What of Asian women? Another harmful trope created by white supremacy is the ‘China Doll’. As Hamad notes, the China Doll is “submissive, eager to please, obedient and permanently pleasant.” I’m reminded of a piece I wrote last year in SMH about being fetishised and dehumanised as an Asian woman trying to date straight white men.
Of Arab women, Hamad says they’re subjugated to either the Pet or Threat persona: “positioned as helpless, repressed victims without agency, or we are Bad Arabs that must be contained. If we are not one, we must be the other.”
It’s that terribly lazy dichotomy which Hannah Gadsby points out in her stand up set Nanette. “For Picasso, women were either virgins or whores,” she told a packed audience at the Opera House in 2017. That wasn’t entirely true. The artist’s actual words were, “Women are either goddesses or doormats.”
These narratives were created by white men because they were the ones who historically held all power; institutional, cultural and political. But it’s here, in culture, where I am most frightened of my own ideas about the world. Reading Hamad’s book made me realise something I’d known long ago, but need to constantly remind myself year after year. It’s the knowledge of the truth that much of my mind is a cerebral museum of ideas shaped and determined by the western imagination; historically, this unique framework has been prescribed and governed by white men.
I have so many mixed feelings about this.
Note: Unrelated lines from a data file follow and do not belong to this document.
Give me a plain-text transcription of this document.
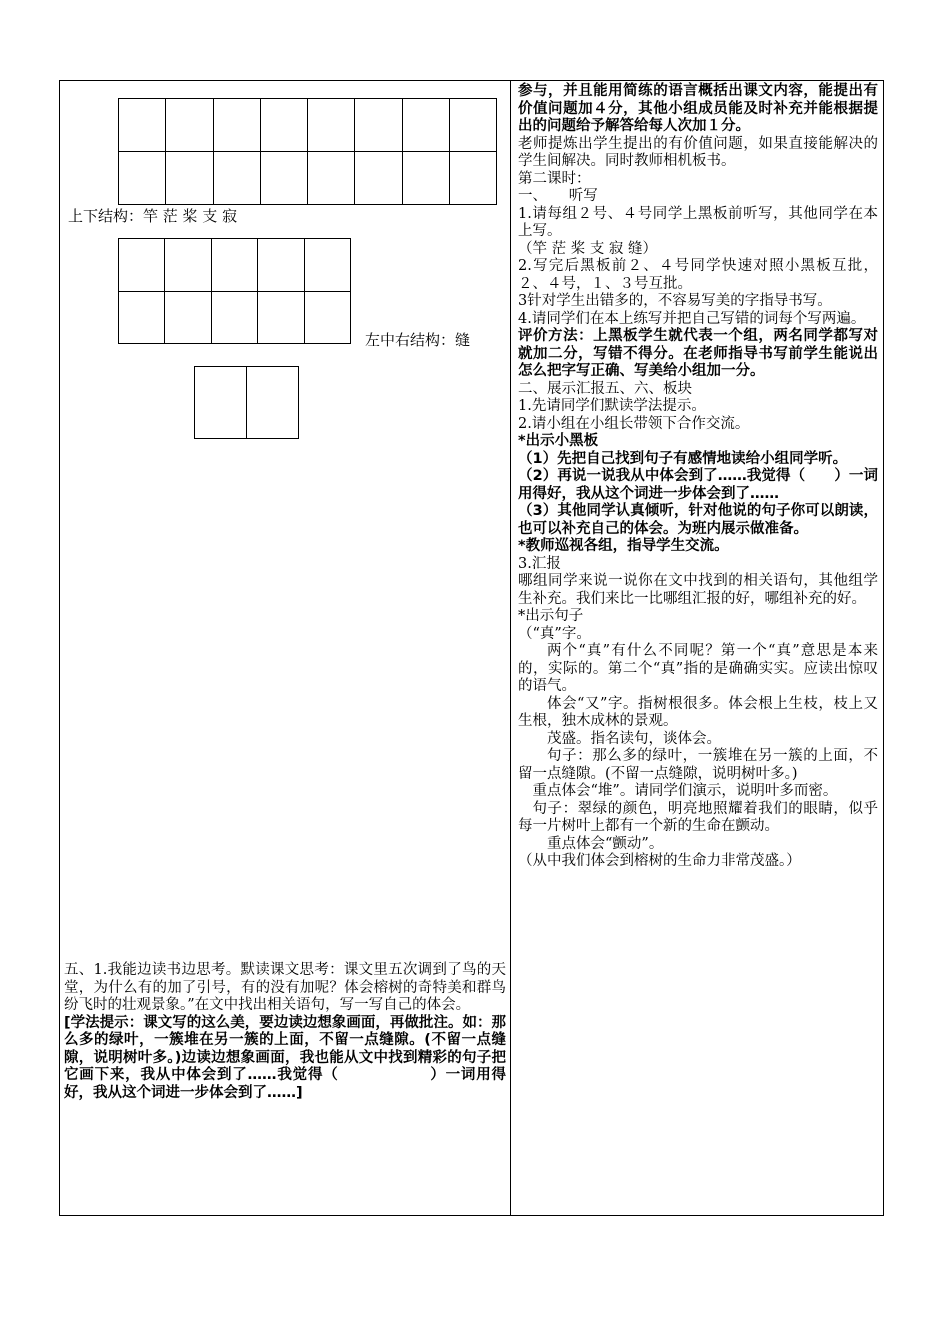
上下结构：竿 茫 桨 支 寂

左中右结构：缝

五、1.我能边读书边思考。默读课文思考：课文里五次调到了鸟的天堂，为什么有的加了引号，有的没有加呢？体会榕树的奇特美和群鸟纷飞时的壮观景象。”在文中找出相关语句，写一写自己的体会。

[学法提示：课文写的这么美，要边读边想象画面，再做批注。如：那么多的绿叶，一簇堆在另一簇的上面，不留一点缝隙。(不留一点缝隙，说明树叶多。)边读边想象画面，我也能从文中找到精彩的句子把它画下来，我从中体会到了……我觉得（　　　　　　）一词用得好，我从这个词进一步体会到了……]

参与，并且能用简练的语言概括出课文内容，能提出有价值问题加４分，其他小组成员能及时补充并能根据提出的问题给予解答给每人次加１分。

老师提炼出学生提出的有价值问题，如果直接能解决的学生间解决。同时教师相机板书。

第二课时：

一、　　听写

1.请每组２号、４号同学上黑板前听写，其他同学在本上写。

（竿 茫 桨 支 寂 缝）

2.写完后黑板前２、４号同学快速对照小黑板互批，２、４号，１、３号互批。

3针对学生出错多的，不容易写美的字指导书写。

4.请同学们在本上练写并把自己写错的词每个写两遍。

评价方法：上黑板学生就代表一个组，两名同学都写对就加二分，写错不得分。在老师指导书写前学生能说出怎么把字写正确、写美给小组加一分。

二、展示汇报五、六、板块

1.先请同学们默读学法提示。

2.请小组在小组长带领下合作交流。

*出示小黑板

（1）先把自己找到句子有感情地读给小组同学听。

（2）再说一说我从中体会到了……我觉得（　　）一词用得好，我从这个词进一步体会到了……

（3）其他同学认真倾听，针对他说的句子你可以朗读，也可以补充自己的体会。为班内展示做准备。

*教师巡视各组，指导学生交流。

3.汇报

哪组同学来说一说你在文中找到的相关语句，其他组学生补充。我们来比一比哪组汇报的好，哪组补充的好。

*出示句子

（“真”字。

两个“真”有什么不同呢？第一个“真”意思是本来的，实际的。第二个“真”指的是确确实实。应读出惊叹的语气。

体会“又”字。指树根很多。体会根上生枝，枝上又生根，独木成林的景观。

茂盛。指名读句，谈体会。

句子：那么多的绿叶，一簇堆在另一簇的上面，不留一点缝隙。(不留一点缝隙，说明树叶多。)

重点体会“堆”。请同学们演示，说明叶多而密。

句子：翠绿的颜色，明亮地照耀着我们的眼睛，似乎每一片树叶上都有一个新的生命在颤动。

重点体会“颤动”。

（从中我们体会到榕树的生命力非常茂盛。）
For instance, I recently tried to watch all of Seinfeld from Season 1 for the first time. (I was born a little outside of its target audience when it was at the height of popularity). But I quickly found, mid-way through Season 2, I was unable to keep going. Each episode’s humour was predicated on making fun of some ‘other’ – women, Chinese people, Russians, Jewish people. I found it intolerable.
The characters who were given the most humanity, sympathy and depth were the four main characters – all of whom embody whiteness in a way nobody else on the show did. People on the side were always placed, as Hamad says, “on a lesser rung of humanity. Representation has real world consequences.” Domination of one group is always predicated upon the suppression of another.
The most important line in the book centres around sex; “Looking back over the history of race and gender, it is startling to see how it all came down to sex – to the regulation of sex in order to sustain structural power. White supremacy is economic and political domination through the policing of racial purity.” Let’s not forget that it was not so long ago that interracial coupling was a criminal offence.
In her review of White Tears/Brown Scars, Perth-based writer Rashida Murphy says “This book contains tough, unpalatable truths, but they are truths.” Maybe this world would be improved if we could find enough courage within ourselves to face these truths.